Preliminary work on building a working prototype for the Discovery Module has been completed. In order to accomplish this, we requested and received two awards from the Payson J. Treat Fund for Library Program Development and Research and began a programming effort with Ixora Technology (founded by another SU graduate, Chaiyasit Manovit). Peter Chan is the technical lead for a team of programmers with Sudheendra Hangal acting as our technical consultant. The archival team is led by Glynn Edwards and consists of Aimee Morgan (University Archives) and staff at collaborating institutions (Columbia University, Oxford University, the Smithsonian Institution Archives, and the New York Public Library).

A beta version for ePADD Discovery Module is designed to deliver metadata extracted through automated processing of unrestricted emails in two of our email collections: Robert Creeley (poet) and Richard Fikes (Stanford Computer Science faculty).

Edward A. Feigenbaum papers

Edward A. Feigenbaum, circa 1970sThe Edward A. Feigenbaum papers, featuring more than 16,000 documents, are now available online via: https://saltworks.stanford.edu/. The collection documents Ed's work in artificial intelligence at Stanford University and includes administrative files, correspondence, project files, trip files, proposals, reports, reprints, Artificial Intelligence Lab memos, audio tapes, video tapes, and files on computer programs, mainly DENDRAL, MOLGEN, ARPA, EPAM, and SUMEX. Additional materials, including hundreds of audio and video recordings, can be accessed from the collection finding aid: http://www.oac.cdlib.org/findaid/ark:/13030/kt500039hc.
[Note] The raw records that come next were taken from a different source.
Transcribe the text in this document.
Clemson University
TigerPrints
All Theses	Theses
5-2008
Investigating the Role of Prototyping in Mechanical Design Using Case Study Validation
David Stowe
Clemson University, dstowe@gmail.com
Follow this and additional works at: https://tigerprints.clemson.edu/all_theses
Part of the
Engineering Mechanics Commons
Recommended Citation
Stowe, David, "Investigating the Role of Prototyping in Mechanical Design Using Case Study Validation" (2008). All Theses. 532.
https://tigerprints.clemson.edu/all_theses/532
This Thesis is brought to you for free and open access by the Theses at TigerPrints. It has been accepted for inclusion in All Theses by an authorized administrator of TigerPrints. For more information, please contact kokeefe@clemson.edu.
The collection is an outgrown of the Self Archiving Legacy Toolkit (SALT) Project, a multi-year initiative within Stanford University Libraries to enhance the ability of the University Archives to capture, preserve, and add meaning to the life-work collections of eminent faculty and researchers and make them available and discoverable via the Internet. The project was seed funded by the Stanford University President's Fund and helped develop software tools to enable digital archiving of unpublished distinguished faculty papers.